Buying Real Estate With Your IRA

Written By Kamini Ramdeen | May 20, 2014

IRAs can be more than just used for investing in the stock market. There are many options to diversify your assets within an IRA. Some of the forms can be energy, coins, copyrights, patents, boat slips, IPO stocks, and purchasing real estate.


Real estate in today’s market is a strong long-term investment that can generate higher returns than investing solely in stocks. This type of investment however does come with its own set of risks. There are a lot of rules that must be followed. If the IRS notices a mis-step in the administration of your IRA, the entire account will be then subject to taxation.


This type of investment is therefore not for everyone, no matter the appeal. If your IRA is your nest-egg and you are looking to access the money-held relatively soon, than investing in real estate with your IRA is a bad option. Investments of this nature will take up a sizable amount of time and funds before the growth is going to be reflected.

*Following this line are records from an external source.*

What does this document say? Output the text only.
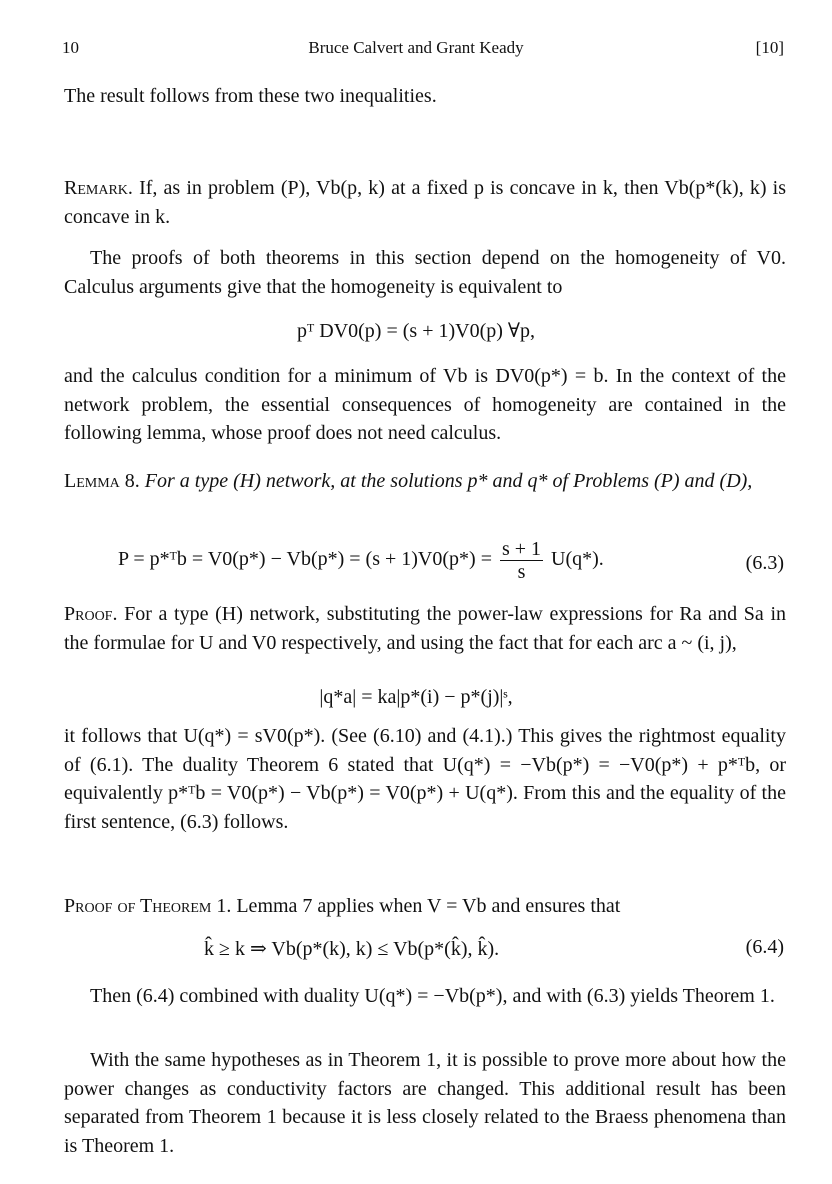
10	Bruce Calvert and Grant Keady	[10]
The result follows from these two inequalities.
Remark. If, as in problem (P), Vb(p, k) at a fixed p is concave in k, then Vb(p*(k), k) is concave in k.
The proofs of both theorems in this section depend on the homogeneity of V0. Calculus arguments give that the homogeneity is equivalent to
pᵀ DV0(p) = (s + 1)V0(p) ∀p,
and the calculus condition for a minimum of Vb is DV0(p*) = b. In the context of the network problem, the essential consequences of homogeneity are contained in the following lemma, whose proof does not need calculus.
Lemma 8. For a type (H) network, at the solutions p* and q* of Problems (P) and (D),
P = p*ᵀb = $V0(p*) - Vb(p*) = (s + 1)V0(p*) = \frac{s + 1}{s} U(q*)$.	(6.3)
Proof. For a type (H) network, substituting the power-law expressions for Ra and Sa in the formulae for U and V0 respectively, and using the fact that for each arc a ~ (i, j),
|q*a| = ka|p*(i) − p*(j)|ˢ,
it follows that U(q*) = sV0(p*). (See (6.10) and (4.1).) This gives the rightmost equality of (6.1). The duality Theorem 6 stated that U(q*) = −Vb(p*) = −V0(p*) + p*ᵀb, or equivalently p*ᵀb = V0(p*) − Vb(p*) = V0(p*) + U(q*). From this and the equality of the first sentence, (6.3) follows.
Proof of Theorem 1. Lemma 7 applies when V = Vb and ensures that
k̂ ≥ k ⇒ Vb(p*(k), k) ≤ Vb(p*(k̂), k̂).	(6.4)
Then (6.4) combined with duality U(q*) = −Vb(p*), and with (6.3) yields Theorem 1.
With the same hypotheses as in Theorem 1, it is possible to prove more about how the power changes as conductivity factors are changed. This additional result has been separated from Theorem 1 because it is less closely related to the Braess phenomena than is Theorem 1.
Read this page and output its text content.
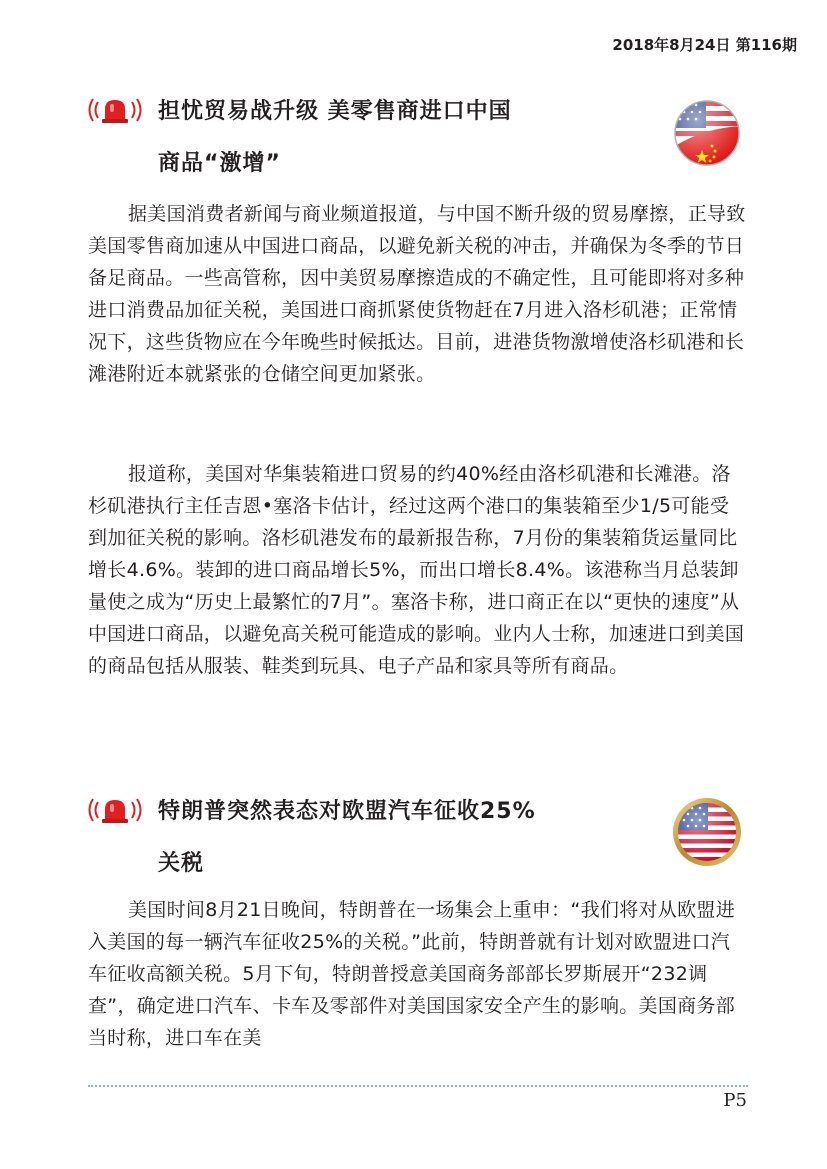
2018年8月24日 第116期
担忧贸易战升级 美零售商进口中国
商品“激增”

据美国消费者新闻与商业频道报道，与中国不断升级的贸易摩擦，正导致美国零售商加速从中国进口商品，以避免新关税的冲击，并确保为冬季的节日备足商品。一些高管称，因中美贸易摩擦造成的不确定性，且可能即将对多种进口消费品加征关税，美国进口商抓紧使货物赶在7月进入洛杉矶港；正常情况下，这些货物应在今年晚些时候抵达。目前，进港货物激增使洛杉矶港和长滩港附近本就紧张的仓储空间更加紧张。

报道称，美国对华集装箱进口贸易的约40%经由洛杉矶港和长滩港。洛杉矶港执行主任吉恩•塞洛卡估计，经过这两个港口的集装箱至少1/5可能受到加征关税的影响。洛杉矶港发布的最新报告称，7月份的集装箱货运量同比增长4.6%。装卸的进口商品增长5%，而出口增长8.4%。该港称当月总装卸量使之成为“历史上最繁忙的7月”。塞洛卡称，进口商正在以“更快的速度”从中国进口商品，以避免高关税可能造成的影响。业内人士称，加速进口到美国的商品包括从服装、鞋类到玩具、电子产品和家具等所有商品。

特朗普突然表态对欧盟汽车征收25%
关税

美国时间8月21日晚间，特朗普在一场集会上重申：“我们将对从欧盟进入美国的每一辆汽车征收25%的关税。”此前，特朗普就有计划对欧盟进口汽车征收高额关税。5月下旬，特朗普授意美国商务部部长罗斯展开“232调查”，确定进口汽车、卡车及零部件对美国国家安全产生的影响。美国商务部当时称，进口车在美

P5
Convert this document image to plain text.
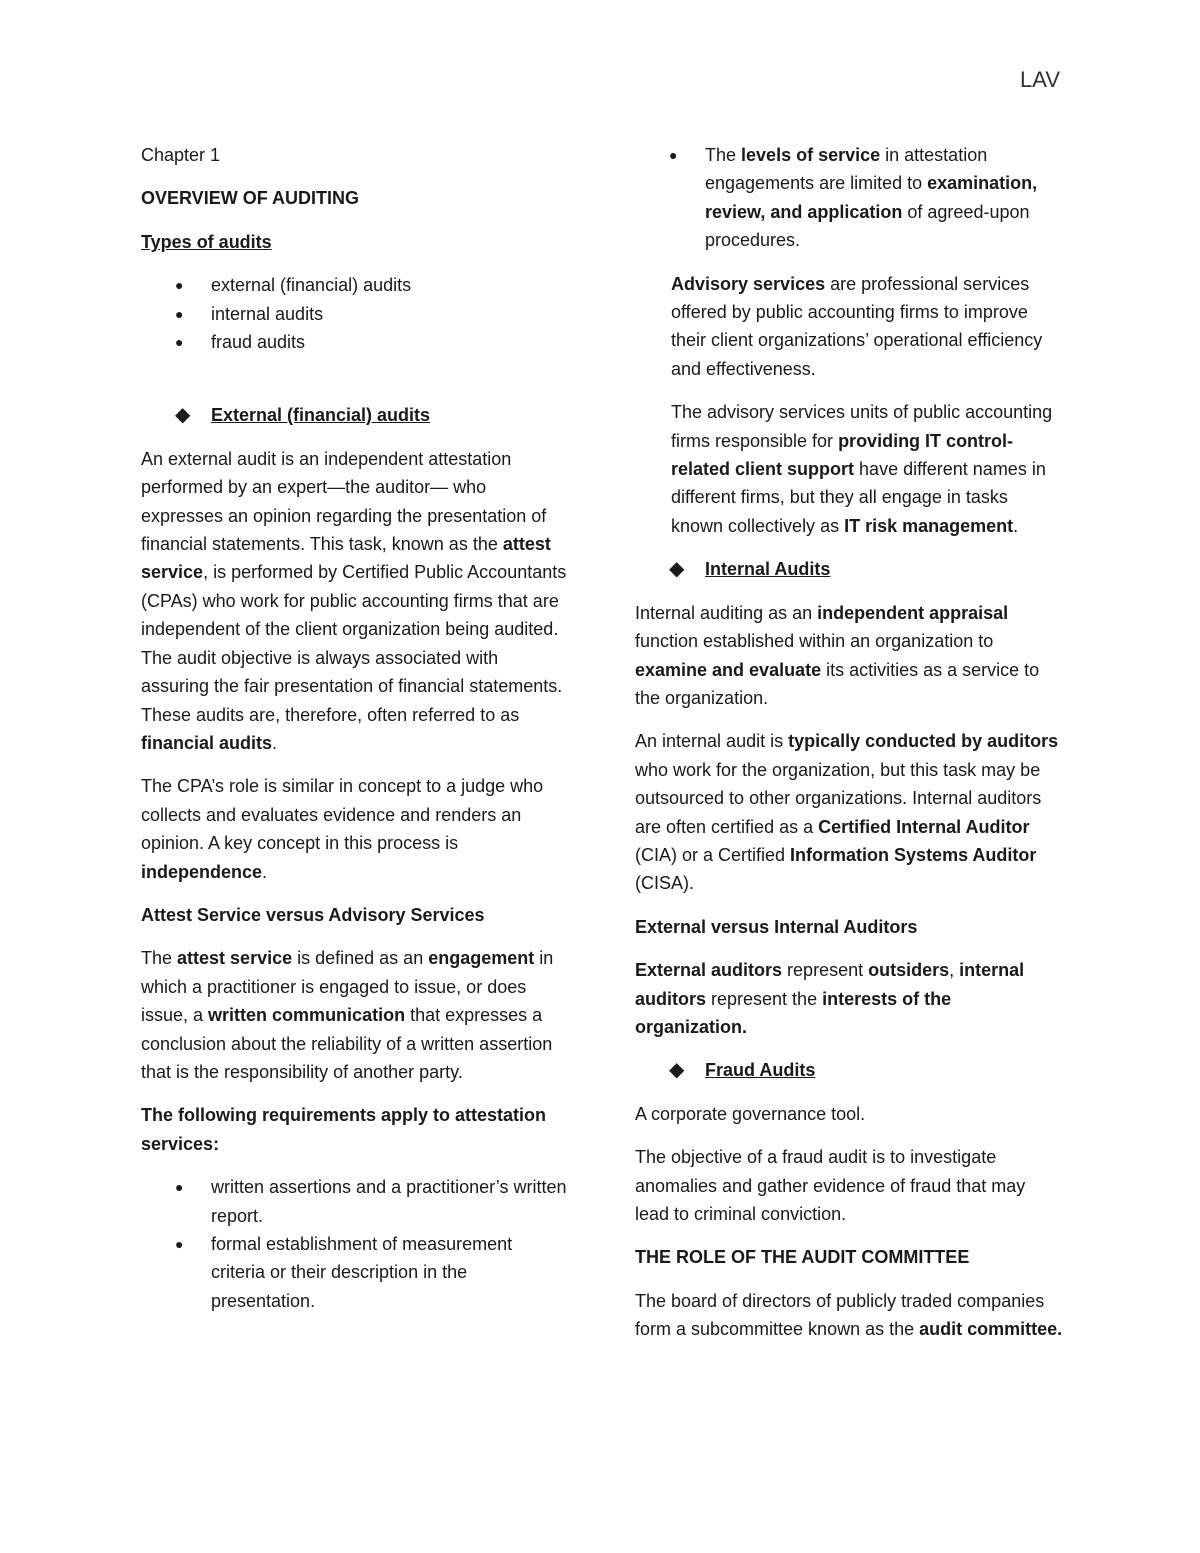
LAV

Chapter 1

OVERVIEW OF AUDITING

Types of audits

● external (financial) audits
● internal audits
● fraud audits
◆ External (financial) audits

An external audit is an independent attestation performed by an expert—the auditor— who expresses an opinion regarding the presentation of financial statements. This task, known as the attest service, is performed by Certified Public Accountants (CPAs) who work for public accounting firms that are independent of the client organization being audited. The audit objective is always associated with assuring the fair presentation of financial statements. These audits are, therefore, often referred to as financial audits.

The CPA’s role is similar in concept to a judge who collects and evaluates evidence and renders an opinion. A key concept in this process is independence.

Attest Service versus Advisory Services

The attest service is defined as an engagement in which a practitioner is engaged to issue, or does issue, a written communication that expresses a conclusion about the reliability of a written assertion that is the responsibility of another party.

The following requirements apply to attestation services:

● written assertions and a practitioner’s written report.
● formal establishment of measurement criteria or their description in the presentation.
● The levels of service in attestation engagements are limited to examination, review, and application of agreed-upon procedures.

Advisory services are professional services offered by public accounting firms to improve their client organizations’ operational efficiency and effectiveness.

The advisory services units of public accounting firms responsible for providing IT control-related client support have different names in different firms, but they all engage in tasks known collectively as IT risk management.

◆ Internal Audits

Internal auditing as an independent appraisal function established within an organization to examine and evaluate its activities as a service to the organization.

An internal audit is typically conducted by auditors who work for the organization, but this task may be outsourced to other organizations. Internal auditors are often certified as a Certified Internal Auditor (CIA) or a Certified Information Systems Auditor (CISA).

External versus Internal Auditors

External auditors represent outsiders, internal auditors represent the interests of the organization.

◆ Fraud Audits

A corporate governance tool.

The objective of a fraud audit is to investigate anomalies and gather evidence of fraud that may lead to criminal conviction.

THE ROLE OF THE AUDIT COMMITTEE

The board of directors of publicly traded companies form a subcommittee known as the audit committee.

However, if this is not money that you are completely dependent upon for retirement solely, and you have the ability to wait for the growth return, then this is a viable option. Before moving forward and looking at properties, you may have to set up a self-directed IRA.


This type of IRA requires that you make investments on behalf of your plan. Considering that these types of IRAs have only been around for a short period of time this is considered to be a niche market. Along with setting up the proper type of IRA to allow you to flexibly invest, you will also need to hire a custodian or administrator who is a non-related third party. The custodian to your IRA account will assist you through the in’s and out’s of your property investment, including paperwork and keeping up with the proper reporting that goes along with making a large tax-exempt purchase.


Giving someone control of your IRA can be unsettling there is no doubt. There are safety precautions to be aware of when dealing with this market. Trying to avoid custodians that promote their own investments or business products, researching their brand thoroughly, overall  having a sound financial advisor is key, as they will be a trustee on your IRA. Also, be mindful that the custodian is not liable if the investment choice goes belly-up.  


Having illiquid assets in your account gets tricky when it comes time to receive payouts such as required minimum distributions (RMD). If you have a traditional IRA you will be forced to take the RMD as soon as you are 70 ½ years-old. Considering this, it may be wise to switch to a Roth IRA when making a real estate investment. This way you won’t have to pay tax on the roll-over to a self-directed IRA or you will not be forced to take RMD’s. Thereby leaving the money in the account longer for beneficiaries if the owner doesn’t need to withdraw for their own well-being.


Adding real estate to your IRA also entails making sure that the account can handle the expenditures. The IRAs money and personal accounts can not combine in making purchases or paying any necessary fees. All money must come from the IRA for the purchase and obtainment of property as an investment. Making sure that your IRA account is sizable enough to take care of the property’s cost is very important. There are a lot of different costs to keep in mind when making this adjustment, maintenance to the property, closing fees, realtor fees, operative costs, taxes, repairs, and other expenses must be covered entirely by the IRA or you may face penalties. With all of the costs that must be considered it is a good idea to keep in mind how long you will hold onto the investment. Starting figures for appropriate sums held within IRAs  is upwards of $100,000, which is also dependent on the area in which you are purchasing. Here in NYC upwards of $1,000,000 would be closer to ideal.


The types of properties that can be purchased with an IRA is plentiful, since this is an investment property the owner of the IRA can not live in the purchased property nor can any relatives or businesses in which the owner owns a 50% stake or more. This means that good options for buying real estate through an IRA account are commercial spaces that yield long-term tenants, storage units, parking lots, land, and rental properties.


After a property is selected and the custodian of the account has cleared this as a good choice for the IRA, the owner of the IRA will then refer to the custodian to cut a check for the title company. You will also have to seek the approval of the custodian of the account before taking money out of the IRA and putting it elsewhere. Buying property in this manner comes with plenty of rules, the property must be appraised yearly and value must be reported to the IRS before December 31 of each year.


It may seem that there are plenty of hoops to jump through in order to gain a successful IRA return on this type of investment, do not be fooled there are. Being committed to the investment and doing some due diligence on all the rules of owning this type of retirement account will be crucial to executing and achieving a generous return. If done properly with the appropriate legal and financial counseling, investing in real estate is the way to go. When you do reach of age to withdraw items from the IRA you may have the fortune of taking out a fully paid home that’s ready to be lived in. Moreover, you may be able to also cash-in on the property for a sizeable amount. Investing in NYC with an IRA that meets the financial requirements can be a viable option especially with current market trends in the ultra-luxury market of Manhattan.